People say that there are only two certainties in life: death and taxes. I can add one more: All fish love structure. From the shallow rocks and wrecks off the west coast of Florida to the deep rigs of the western Gulf of Mexico — a variety of snapper and grouper call structure home.
Locating structure is as simple as looking at a chart or purchasing a book of numbers that gives the latitude and longitude for reefs, wrecks, and rocks that litter the Gulf. Even easier, pull out your binoculars, and scan the horizon for the rigs and platforms created by the petroleum industry, all of which are fish magnets for various species of snapper and, in the case of deeper rigs, grouper too.
By Popular Demand
It is a safe bet to say that the red snapper is one of the most sought-after species in the Gulf. In most cases, they are the easiest to locate and catch. Over the years, I have witnessed red snapper taken from shrimp-boat wrecks within yards of the Texas beachfront in less than 10 feet of water, all the way out to rigs in 70 fathoms. The fact is, if there is structure, there is a good chance there are a few red snapper around.
Go Deep for Variety
Other species of snapper — such as lane and vermilion — are often found with red snapper, but none is easier to find than gray snapper, often referred as mangrove snapper. Abundant on the west coast of Florida around the roots of red mangroves and inland docks, this shallow-water snapper has started appearing in greater numbers in the northern and western Gulf, especially around rigs and wrecks.

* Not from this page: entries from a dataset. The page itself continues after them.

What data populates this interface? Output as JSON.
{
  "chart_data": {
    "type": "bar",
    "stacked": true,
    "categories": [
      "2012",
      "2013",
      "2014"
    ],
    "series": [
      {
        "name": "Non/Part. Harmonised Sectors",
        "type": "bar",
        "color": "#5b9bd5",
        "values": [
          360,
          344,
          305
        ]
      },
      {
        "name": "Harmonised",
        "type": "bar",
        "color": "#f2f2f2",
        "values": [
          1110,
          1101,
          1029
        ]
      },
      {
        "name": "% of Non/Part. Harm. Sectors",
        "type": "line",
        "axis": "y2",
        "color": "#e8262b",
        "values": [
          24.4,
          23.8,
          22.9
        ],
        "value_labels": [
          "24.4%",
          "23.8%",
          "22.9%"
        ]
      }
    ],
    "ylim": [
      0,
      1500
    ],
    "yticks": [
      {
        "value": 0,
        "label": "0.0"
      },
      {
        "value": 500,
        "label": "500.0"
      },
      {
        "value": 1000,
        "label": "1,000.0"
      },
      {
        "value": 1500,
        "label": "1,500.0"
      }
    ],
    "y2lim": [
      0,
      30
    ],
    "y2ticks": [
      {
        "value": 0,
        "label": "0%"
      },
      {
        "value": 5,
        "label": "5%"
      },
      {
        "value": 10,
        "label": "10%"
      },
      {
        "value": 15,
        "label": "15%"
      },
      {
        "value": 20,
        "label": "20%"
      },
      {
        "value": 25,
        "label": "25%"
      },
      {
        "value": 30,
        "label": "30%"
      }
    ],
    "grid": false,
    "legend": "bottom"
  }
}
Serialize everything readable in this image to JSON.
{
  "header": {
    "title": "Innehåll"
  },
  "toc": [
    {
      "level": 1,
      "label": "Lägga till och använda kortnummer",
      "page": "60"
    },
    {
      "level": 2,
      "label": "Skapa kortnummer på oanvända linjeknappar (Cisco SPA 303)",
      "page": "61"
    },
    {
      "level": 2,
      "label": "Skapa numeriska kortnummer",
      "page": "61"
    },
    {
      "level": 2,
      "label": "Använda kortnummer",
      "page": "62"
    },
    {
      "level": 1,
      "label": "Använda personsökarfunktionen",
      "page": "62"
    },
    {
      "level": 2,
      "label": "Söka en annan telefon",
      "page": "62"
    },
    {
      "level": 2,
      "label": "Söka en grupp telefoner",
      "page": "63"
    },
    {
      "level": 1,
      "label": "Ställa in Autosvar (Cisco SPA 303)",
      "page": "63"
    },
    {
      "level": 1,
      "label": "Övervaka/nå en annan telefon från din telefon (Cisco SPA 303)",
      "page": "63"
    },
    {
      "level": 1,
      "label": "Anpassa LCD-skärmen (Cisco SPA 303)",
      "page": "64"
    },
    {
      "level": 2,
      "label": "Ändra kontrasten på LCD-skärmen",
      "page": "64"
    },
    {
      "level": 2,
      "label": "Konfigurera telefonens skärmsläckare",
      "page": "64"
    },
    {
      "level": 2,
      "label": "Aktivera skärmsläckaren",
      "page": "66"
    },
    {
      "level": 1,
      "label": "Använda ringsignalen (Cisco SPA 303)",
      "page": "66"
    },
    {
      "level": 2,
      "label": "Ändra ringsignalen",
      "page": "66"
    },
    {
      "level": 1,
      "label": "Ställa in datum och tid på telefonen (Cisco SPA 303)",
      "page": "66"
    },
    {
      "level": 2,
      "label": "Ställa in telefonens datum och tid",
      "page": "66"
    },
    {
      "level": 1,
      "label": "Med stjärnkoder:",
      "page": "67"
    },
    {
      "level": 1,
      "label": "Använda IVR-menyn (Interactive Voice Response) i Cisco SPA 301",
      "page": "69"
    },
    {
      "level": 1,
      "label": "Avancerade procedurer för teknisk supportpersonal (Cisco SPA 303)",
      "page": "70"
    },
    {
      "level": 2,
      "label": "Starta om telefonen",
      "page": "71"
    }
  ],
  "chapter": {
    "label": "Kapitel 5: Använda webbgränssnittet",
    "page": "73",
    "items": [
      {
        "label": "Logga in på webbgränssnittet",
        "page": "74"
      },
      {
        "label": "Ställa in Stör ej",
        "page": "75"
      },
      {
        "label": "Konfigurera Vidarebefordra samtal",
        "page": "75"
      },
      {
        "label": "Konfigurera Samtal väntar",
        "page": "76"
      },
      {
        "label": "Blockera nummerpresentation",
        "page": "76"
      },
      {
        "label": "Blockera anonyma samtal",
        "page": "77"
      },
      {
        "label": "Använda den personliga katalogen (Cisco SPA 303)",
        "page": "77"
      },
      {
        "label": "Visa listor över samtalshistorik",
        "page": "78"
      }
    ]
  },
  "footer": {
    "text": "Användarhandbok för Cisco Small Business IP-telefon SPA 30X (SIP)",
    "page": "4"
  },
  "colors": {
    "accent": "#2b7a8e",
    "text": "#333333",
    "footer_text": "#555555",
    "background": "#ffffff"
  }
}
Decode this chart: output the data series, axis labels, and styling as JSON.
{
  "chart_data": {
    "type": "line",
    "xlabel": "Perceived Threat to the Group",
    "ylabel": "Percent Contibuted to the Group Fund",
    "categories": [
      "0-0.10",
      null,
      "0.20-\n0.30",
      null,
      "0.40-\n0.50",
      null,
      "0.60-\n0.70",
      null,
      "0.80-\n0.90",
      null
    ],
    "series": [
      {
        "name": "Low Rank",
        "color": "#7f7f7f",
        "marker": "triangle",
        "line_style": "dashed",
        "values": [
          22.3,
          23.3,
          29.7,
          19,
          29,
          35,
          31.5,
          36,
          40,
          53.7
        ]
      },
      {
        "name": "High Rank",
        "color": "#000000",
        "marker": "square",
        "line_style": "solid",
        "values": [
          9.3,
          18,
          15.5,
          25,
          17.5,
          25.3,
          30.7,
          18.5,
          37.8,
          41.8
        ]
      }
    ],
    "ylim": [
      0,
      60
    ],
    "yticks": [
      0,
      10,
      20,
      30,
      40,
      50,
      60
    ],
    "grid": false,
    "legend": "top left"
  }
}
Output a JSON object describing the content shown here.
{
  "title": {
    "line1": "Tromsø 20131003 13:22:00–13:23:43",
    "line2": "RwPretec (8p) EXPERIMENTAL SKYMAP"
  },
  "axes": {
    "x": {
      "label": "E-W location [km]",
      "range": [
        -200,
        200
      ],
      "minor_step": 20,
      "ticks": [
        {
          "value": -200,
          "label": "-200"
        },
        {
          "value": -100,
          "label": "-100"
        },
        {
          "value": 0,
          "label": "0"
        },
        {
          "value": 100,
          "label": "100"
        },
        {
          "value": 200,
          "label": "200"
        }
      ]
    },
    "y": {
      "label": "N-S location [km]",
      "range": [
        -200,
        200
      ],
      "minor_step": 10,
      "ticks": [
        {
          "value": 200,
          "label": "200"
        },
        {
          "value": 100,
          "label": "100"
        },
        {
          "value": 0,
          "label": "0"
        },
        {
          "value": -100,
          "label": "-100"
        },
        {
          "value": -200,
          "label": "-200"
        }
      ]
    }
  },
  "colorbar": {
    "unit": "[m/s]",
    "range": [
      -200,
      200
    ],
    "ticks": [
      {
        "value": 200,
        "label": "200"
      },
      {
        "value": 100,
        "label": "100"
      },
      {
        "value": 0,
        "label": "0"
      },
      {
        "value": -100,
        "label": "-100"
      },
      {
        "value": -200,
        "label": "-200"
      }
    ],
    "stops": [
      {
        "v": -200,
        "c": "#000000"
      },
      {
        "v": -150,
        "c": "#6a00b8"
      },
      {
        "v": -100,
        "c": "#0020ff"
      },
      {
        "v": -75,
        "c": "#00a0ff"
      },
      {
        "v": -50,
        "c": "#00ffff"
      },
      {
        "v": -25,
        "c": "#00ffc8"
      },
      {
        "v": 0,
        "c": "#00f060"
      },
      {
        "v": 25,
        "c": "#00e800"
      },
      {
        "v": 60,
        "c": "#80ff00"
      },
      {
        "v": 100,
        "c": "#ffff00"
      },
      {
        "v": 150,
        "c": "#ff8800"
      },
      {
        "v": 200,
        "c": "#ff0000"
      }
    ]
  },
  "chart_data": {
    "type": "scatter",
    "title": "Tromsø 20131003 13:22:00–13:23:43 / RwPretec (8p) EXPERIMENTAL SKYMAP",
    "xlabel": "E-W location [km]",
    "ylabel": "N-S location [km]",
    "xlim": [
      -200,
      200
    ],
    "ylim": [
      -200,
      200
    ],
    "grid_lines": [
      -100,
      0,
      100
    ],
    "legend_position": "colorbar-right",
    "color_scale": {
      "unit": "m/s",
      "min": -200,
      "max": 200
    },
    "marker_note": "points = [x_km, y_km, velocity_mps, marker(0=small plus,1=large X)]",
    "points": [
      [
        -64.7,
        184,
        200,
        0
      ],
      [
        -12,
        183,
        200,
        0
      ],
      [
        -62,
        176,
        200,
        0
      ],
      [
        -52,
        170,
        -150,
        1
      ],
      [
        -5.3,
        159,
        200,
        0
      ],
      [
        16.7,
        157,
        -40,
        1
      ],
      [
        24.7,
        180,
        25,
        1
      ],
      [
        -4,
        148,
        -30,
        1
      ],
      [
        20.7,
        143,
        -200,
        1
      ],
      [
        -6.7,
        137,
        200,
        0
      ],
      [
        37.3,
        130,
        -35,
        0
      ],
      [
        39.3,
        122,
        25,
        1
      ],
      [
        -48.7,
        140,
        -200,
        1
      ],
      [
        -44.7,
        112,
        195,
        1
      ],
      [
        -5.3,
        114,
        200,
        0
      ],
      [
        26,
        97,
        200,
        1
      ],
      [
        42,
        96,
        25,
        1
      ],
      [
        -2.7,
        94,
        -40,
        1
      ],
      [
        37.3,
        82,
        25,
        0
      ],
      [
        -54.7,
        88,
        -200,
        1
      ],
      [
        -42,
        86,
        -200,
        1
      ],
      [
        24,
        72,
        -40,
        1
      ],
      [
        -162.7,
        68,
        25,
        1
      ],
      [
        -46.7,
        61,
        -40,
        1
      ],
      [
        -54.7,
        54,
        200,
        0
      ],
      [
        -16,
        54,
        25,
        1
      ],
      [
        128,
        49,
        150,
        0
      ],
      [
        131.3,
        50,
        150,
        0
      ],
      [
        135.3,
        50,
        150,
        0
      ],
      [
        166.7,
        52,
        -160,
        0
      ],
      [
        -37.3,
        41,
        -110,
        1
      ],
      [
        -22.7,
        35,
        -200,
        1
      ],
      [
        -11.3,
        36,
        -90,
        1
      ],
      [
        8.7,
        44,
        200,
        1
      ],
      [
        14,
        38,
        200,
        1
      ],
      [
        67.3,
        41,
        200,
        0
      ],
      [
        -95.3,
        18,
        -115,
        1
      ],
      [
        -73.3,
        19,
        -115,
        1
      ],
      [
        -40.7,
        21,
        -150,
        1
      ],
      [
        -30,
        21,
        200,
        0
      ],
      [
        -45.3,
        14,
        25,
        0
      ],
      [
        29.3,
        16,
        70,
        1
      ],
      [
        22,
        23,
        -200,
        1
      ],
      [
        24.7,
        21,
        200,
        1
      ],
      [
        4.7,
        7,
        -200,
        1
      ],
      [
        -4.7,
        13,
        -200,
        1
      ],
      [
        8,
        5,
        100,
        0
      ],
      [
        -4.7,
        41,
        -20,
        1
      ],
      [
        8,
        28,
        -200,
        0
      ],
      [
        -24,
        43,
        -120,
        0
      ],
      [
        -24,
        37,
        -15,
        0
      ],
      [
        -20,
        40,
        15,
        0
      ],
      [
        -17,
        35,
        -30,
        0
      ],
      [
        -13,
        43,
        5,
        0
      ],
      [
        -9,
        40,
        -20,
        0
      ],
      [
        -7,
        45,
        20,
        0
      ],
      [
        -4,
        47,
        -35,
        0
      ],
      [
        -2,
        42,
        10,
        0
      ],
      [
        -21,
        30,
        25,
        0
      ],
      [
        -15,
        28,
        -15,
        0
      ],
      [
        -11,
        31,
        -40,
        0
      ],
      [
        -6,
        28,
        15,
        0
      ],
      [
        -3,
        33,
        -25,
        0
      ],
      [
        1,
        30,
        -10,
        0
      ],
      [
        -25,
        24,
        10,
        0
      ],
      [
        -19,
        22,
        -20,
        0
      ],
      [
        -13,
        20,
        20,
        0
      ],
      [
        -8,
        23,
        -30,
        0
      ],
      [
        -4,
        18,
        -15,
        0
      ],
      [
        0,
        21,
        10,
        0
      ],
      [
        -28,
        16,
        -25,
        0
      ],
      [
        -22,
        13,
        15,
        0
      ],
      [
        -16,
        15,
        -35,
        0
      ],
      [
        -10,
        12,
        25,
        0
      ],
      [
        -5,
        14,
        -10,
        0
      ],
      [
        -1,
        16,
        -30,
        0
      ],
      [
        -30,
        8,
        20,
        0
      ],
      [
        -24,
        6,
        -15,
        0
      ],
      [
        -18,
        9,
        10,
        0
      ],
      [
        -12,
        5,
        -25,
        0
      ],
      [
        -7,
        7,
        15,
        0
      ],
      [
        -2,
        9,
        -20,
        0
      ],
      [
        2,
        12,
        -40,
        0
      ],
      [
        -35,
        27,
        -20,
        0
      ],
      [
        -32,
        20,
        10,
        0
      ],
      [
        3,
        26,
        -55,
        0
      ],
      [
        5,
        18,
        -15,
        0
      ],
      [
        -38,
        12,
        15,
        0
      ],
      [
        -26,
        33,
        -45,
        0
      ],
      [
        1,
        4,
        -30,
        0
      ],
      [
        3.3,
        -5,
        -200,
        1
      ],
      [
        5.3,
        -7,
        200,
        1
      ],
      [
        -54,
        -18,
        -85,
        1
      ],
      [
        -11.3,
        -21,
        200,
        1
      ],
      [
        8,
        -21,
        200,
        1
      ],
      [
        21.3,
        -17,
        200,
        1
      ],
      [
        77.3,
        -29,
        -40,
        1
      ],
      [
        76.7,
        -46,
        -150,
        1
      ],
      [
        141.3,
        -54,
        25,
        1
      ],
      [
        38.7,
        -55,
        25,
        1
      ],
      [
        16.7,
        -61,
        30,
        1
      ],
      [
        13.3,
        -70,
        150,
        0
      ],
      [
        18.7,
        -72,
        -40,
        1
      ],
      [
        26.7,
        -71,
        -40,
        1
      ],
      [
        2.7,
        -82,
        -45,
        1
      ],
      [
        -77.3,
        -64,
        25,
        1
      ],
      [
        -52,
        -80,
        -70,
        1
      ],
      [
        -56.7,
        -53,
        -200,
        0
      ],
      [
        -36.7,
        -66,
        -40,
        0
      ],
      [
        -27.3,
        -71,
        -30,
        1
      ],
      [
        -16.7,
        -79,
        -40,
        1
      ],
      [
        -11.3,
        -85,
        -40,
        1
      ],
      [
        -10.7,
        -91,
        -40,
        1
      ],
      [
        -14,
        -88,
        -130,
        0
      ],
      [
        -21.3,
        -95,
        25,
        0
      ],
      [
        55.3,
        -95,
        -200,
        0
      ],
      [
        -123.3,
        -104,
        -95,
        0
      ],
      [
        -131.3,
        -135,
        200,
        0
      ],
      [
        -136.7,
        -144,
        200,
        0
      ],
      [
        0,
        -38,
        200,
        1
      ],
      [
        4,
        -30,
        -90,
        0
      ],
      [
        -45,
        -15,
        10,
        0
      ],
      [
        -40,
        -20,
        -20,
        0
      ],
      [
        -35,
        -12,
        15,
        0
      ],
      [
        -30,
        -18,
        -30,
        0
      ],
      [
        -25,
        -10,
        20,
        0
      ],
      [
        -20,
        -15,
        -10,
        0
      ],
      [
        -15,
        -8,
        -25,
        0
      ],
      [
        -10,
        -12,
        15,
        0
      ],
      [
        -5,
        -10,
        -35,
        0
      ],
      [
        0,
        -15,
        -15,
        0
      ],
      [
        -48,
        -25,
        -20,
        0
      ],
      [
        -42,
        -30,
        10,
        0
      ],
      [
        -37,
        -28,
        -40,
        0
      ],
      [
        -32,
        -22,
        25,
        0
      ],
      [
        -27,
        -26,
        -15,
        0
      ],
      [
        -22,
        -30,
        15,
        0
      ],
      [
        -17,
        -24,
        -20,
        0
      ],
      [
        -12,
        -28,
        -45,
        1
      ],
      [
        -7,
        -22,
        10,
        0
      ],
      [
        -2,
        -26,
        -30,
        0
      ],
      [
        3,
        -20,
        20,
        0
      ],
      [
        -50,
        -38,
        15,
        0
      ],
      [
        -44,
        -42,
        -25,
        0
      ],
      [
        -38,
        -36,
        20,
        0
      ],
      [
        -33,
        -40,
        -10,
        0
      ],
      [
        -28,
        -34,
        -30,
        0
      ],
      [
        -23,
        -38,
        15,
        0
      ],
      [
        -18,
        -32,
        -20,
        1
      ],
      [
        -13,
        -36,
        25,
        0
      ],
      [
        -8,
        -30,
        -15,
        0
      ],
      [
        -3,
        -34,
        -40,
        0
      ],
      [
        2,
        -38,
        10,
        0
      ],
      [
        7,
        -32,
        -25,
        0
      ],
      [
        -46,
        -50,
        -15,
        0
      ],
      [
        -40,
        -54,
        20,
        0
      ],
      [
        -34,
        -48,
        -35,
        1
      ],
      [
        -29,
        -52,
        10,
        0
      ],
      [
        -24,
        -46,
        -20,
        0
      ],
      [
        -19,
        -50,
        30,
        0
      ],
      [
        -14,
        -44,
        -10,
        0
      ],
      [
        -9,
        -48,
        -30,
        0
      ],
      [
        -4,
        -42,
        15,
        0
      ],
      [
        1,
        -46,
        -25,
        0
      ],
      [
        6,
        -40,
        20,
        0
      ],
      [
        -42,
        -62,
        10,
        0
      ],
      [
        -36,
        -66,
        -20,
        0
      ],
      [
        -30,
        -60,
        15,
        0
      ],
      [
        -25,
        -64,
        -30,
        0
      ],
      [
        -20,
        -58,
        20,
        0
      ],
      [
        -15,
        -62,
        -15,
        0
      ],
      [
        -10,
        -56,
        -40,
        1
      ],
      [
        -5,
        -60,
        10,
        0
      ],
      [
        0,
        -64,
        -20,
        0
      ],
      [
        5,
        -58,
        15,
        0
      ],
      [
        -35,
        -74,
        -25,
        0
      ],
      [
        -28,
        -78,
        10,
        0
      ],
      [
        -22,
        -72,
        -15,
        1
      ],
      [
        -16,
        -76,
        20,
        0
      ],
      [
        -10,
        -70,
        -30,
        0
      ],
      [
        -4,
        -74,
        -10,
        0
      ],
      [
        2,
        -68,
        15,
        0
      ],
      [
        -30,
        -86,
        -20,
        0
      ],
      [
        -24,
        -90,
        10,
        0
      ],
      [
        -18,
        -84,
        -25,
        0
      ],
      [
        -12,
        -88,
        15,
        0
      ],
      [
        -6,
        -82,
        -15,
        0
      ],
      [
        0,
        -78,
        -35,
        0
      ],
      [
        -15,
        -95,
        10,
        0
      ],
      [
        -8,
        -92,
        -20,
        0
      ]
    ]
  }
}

As for grouper, most stick to deeper water, especially in the western Gulf, where serious grouper fishermen won’t even come off-plane until they reach 30 fathoms. The exception: gag and goliath groupers, which can be caught inshore near channels and jetties, especially in southwest Florida and extreme southern Texas. As a rule though, anglers targeting grouper in the Gulf encounter the more-common gag, scamp and Warsaw grouper, and other species, such as yellowedge, snowy, strawberry and black grouper, in deeper water.